Survey by Game Developer Magazine 2013

Cyclical Layoffs
“Layoffs are more than just losing a job; they’re gaining a mountain of uncertainty, stress and financial concerns. I have moved my family more than seven times over the last 16 years, across the country and up and down the west coast. I’m a pro at living with very few material possessions, as I grew tired of lugging them around. As you can imagine all those moves put an enormous stress on relationships, both personal and professional. Your circle of immediate friends shrinks to zero with every move.”

In big budget game development publishers set hard release dates for a game (e.g.

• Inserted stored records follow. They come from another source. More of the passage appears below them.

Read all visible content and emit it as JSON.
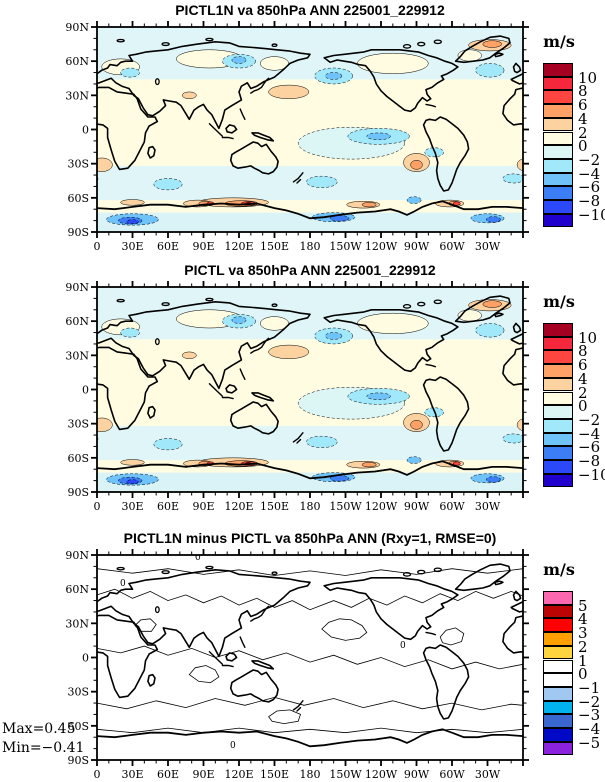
{
  "axes": {
    "lat_ticks": [
      "90N",
      "60N",
      "30N",
      "0",
      "30S",
      "60S",
      "90S"
    ],
    "lon_ticks": [
      "0",
      "30E",
      "60E",
      "90E",
      "120E",
      "150E",
      "180",
      "150W",
      "120W",
      "90W",
      "60W",
      "30W"
    ]
  },
  "chart_data": [
    {
      "type": "filled_contour_map",
      "title": "PICTL1N va 850hPa ANN 225001_229912",
      "units": "m/s",
      "level_labels": [
        "10",
        "8",
        "6",
        "4",
        "2",
        "0",
        "−2",
        "−4",
        "−6",
        "−8",
        "−10"
      ],
      "palette_top_to_bottom": [
        "#a50021",
        "#f4273c",
        "#ff4540",
        "#fea166",
        "#fbd2a0",
        "#fffce1",
        "#dcf6f6",
        "#a2e8fb",
        "#70c3f9",
        "#3b7ef5",
        "#2b49f8",
        "#1f00cc"
      ],
      "legend_position": "right",
      "grid": false
    },
    {
      "type": "filled_contour_map",
      "title": "PICTL va 850hPa ANN 225001_229912",
      "units": "m/s",
      "level_labels": [
        "10",
        "8",
        "6",
        "4",
        "2",
        "0",
        "−2",
        "−4",
        "−6",
        "−8",
        "−10"
      ],
      "palette_top_to_bottom": [
        "#a50021",
        "#f4273c",
        "#ff4540",
        "#fea166",
        "#fbd2a0",
        "#fffce1",
        "#dcf6f6",
        "#a2e8fb",
        "#70c3f9",
        "#3b7ef5",
        "#2b49f8",
        "#1f00cc"
      ],
      "legend_position": "right",
      "grid": false
    },
    {
      "type": "contour_map",
      "title": "PICTL1N minus PICTL va 850hPa ANN (Rxy=1, RMSE=0)",
      "units": "m/s",
      "level_labels": [
        "5",
        "4",
        "3",
        "2",
        "1",
        "0",
        "−1",
        "−2",
        "−3",
        "−4",
        "−5"
      ],
      "palette_top_to_bottom": [
        "#fc68b0",
        "#bc0404",
        "#fe0000",
        "#ffa000",
        "#fdd33e",
        "#ffffff",
        "#ffffff",
        "#a0c8f0",
        "#00b3ee",
        "#3a67cf",
        "#0009c6",
        "#8b22dd"
      ],
      "legend_position": "right",
      "grid": false,
      "stats": {
        "max_label": "Max=0.45",
        "min_label": "Min=−0.41"
      }
    }
  ]
}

Christmas), the studio hires as many developers possible and it may find itself bigger than it can afford to be.

At the end of a successful project developers may get laid off because they are not needed for the pre-production of the next title.

Why Game Developers Keep Getting Laid Off (talks about good practices too)

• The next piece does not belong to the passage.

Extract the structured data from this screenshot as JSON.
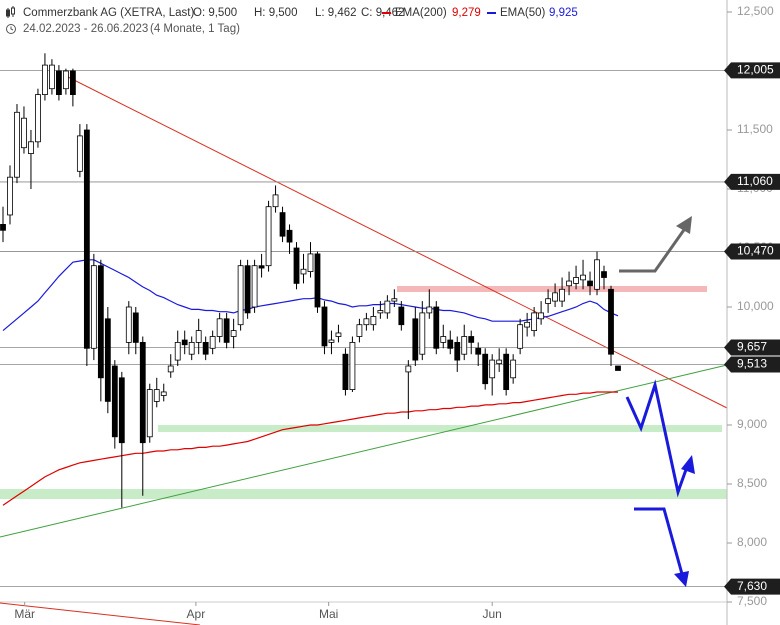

INDIE IS MORE THAN “SMALL BUDGET”


The indie games movement emerged as a response to all these issues. Indie came to signify:

  • Self-directed creative work: experimental, personal, risky…
  • New distribution channels (in part provided by major players): Steam, app store, itch.io, festivals/party/new arcade
  • New funding models: Indie Fund, humble bundle, Kickstarter, Patreon
  • New game criticism/journalism: expanding the notion of pleasure, complicating the notion of quality, reaching new types of players.
  • Community support: belonging to a scene of practitioners, collaborating rather than competing.
  • Different development cycles: prototype often > release early > polish and commercialize only if it works
  • Soft deadlines
  • Creating a more inclusive community in term of gender, class, race and background (informal education, alternative conferences, advocacy)
  • Reframing game making as artistic and cultural practice, not necessarily an industrially organized job
Indie/AAA is not a binary category

However

Solo indie developers earned an average income of $11,812

57% percent of indie game developers made under $500 in game sales. On the other end of the spectrum, 2 percent made over $200,000 in game sales.

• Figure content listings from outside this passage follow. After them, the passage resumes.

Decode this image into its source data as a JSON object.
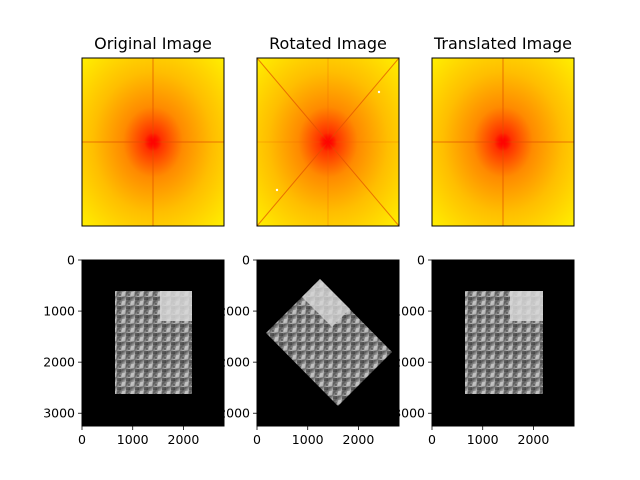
{
  "figure": {
    "panel_titles": [
      "Original Image",
      "Rotated Image",
      "Translated Image"
    ]
  },
  "chart_data": [
    {
      "type": "heatmap",
      "title": "Original Image",
      "description_colormap": "autumn",
      "axes_visible": false,
      "colors": {
        "low": "#ff0000",
        "mid": "#ff8000",
        "high": "#ffff00"
      }
    },
    {
      "type": "heatmap",
      "title": "Rotated Image",
      "description_colormap": "autumn",
      "axes_visible": false,
      "colors": {
        "low": "#ff0000",
        "mid": "#ff8000",
        "high": "#ffff00"
      }
    },
    {
      "type": "heatmap",
      "title": "Translated Image",
      "description_colormap": "autumn",
      "axes_visible": false,
      "colors": {
        "low": "#ff0000",
        "mid": "#ff8000",
        "high": "#ffff00"
      }
    },
    {
      "type": "image",
      "xlim": [
        0,
        2800
      ],
      "ylim": [
        3250,
        0
      ],
      "xticks": [
        "0",
        "1000",
        "2000"
      ],
      "yticks": [
        "0",
        "1000",
        "2000",
        "3000"
      ],
      "photo_region": {
        "x": [
          650,
          2150
        ],
        "y": [
          650,
          2650
        ]
      }
    },
    {
      "type": "image",
      "xlim": [
        0,
        2800
      ],
      "ylim": [
        3250,
        0
      ],
      "xticks": [
        "0",
        "1000",
        "2000"
      ],
      "yticks": [
        "0",
        "2000",
        "2000",
        "2000"
      ],
      "rotation_deg": 45
    },
    {
      "type": "image",
      "xlim": [
        0,
        2800
      ],
      "ylim": [
        3250,
        0
      ],
      "xticks": [
        "0",
        "1000",
        "2000"
      ],
      "yticks": [
        "0",
        "1000",
        "2000",
        "3000"
      ],
      "photo_region": {
        "x": [
          650,
          2150
        ],
        "y": [
          650,
          2650
        ]
      }
    }
  ]
}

6 key points from the 2014 Indie Salary Report

indiepocalipse
The opening of marketplaces like Steam to indie led people to believe that saturation will produce an “Indiepocalypse” pushing revenues down and forcing small developers to consolidate to compete – mirroring the evolution of the App store.
It’s an ongoing conversation.

Meanwhile, common wisdom if you want to be a professional indie:
– Don’t quit your day job or find a job that doesn’t suck the entirety of your time
– Don’t start a company if you don’t already have a product/prototype that was received well
– Don’t Kickstart a project unless you proved yourself “worth”
– Be part of a community, go to conferences, participate to game jams, hang out with other developers. See resources.
– Beware of the survivorship bias

Triple I and Alt games

Successful independent games like Minecraft and the willingness of publishers to invest in small studios (e.g. Playstation and Thatgamecompany) prompted a gold rush, a “get rich or die trying” mindset that came ad odds with the values of some members of the independent community.
The category of Altgames was created to shift the focus toward individual financial sustainability and inclusivity.

Assignment

Find the game developer/designer you want to be. Research her/his background and career. Read all the interviews, biographies, lectures and podcasts you can find. I don’t want to know what these people did but how these people established them in the game industry at large (indie or not). How did they get there? What were their breakthroughs or crucial experiences?

Use Google, filtered by date to find old news coverage.
MobyGames is a good resource for credits.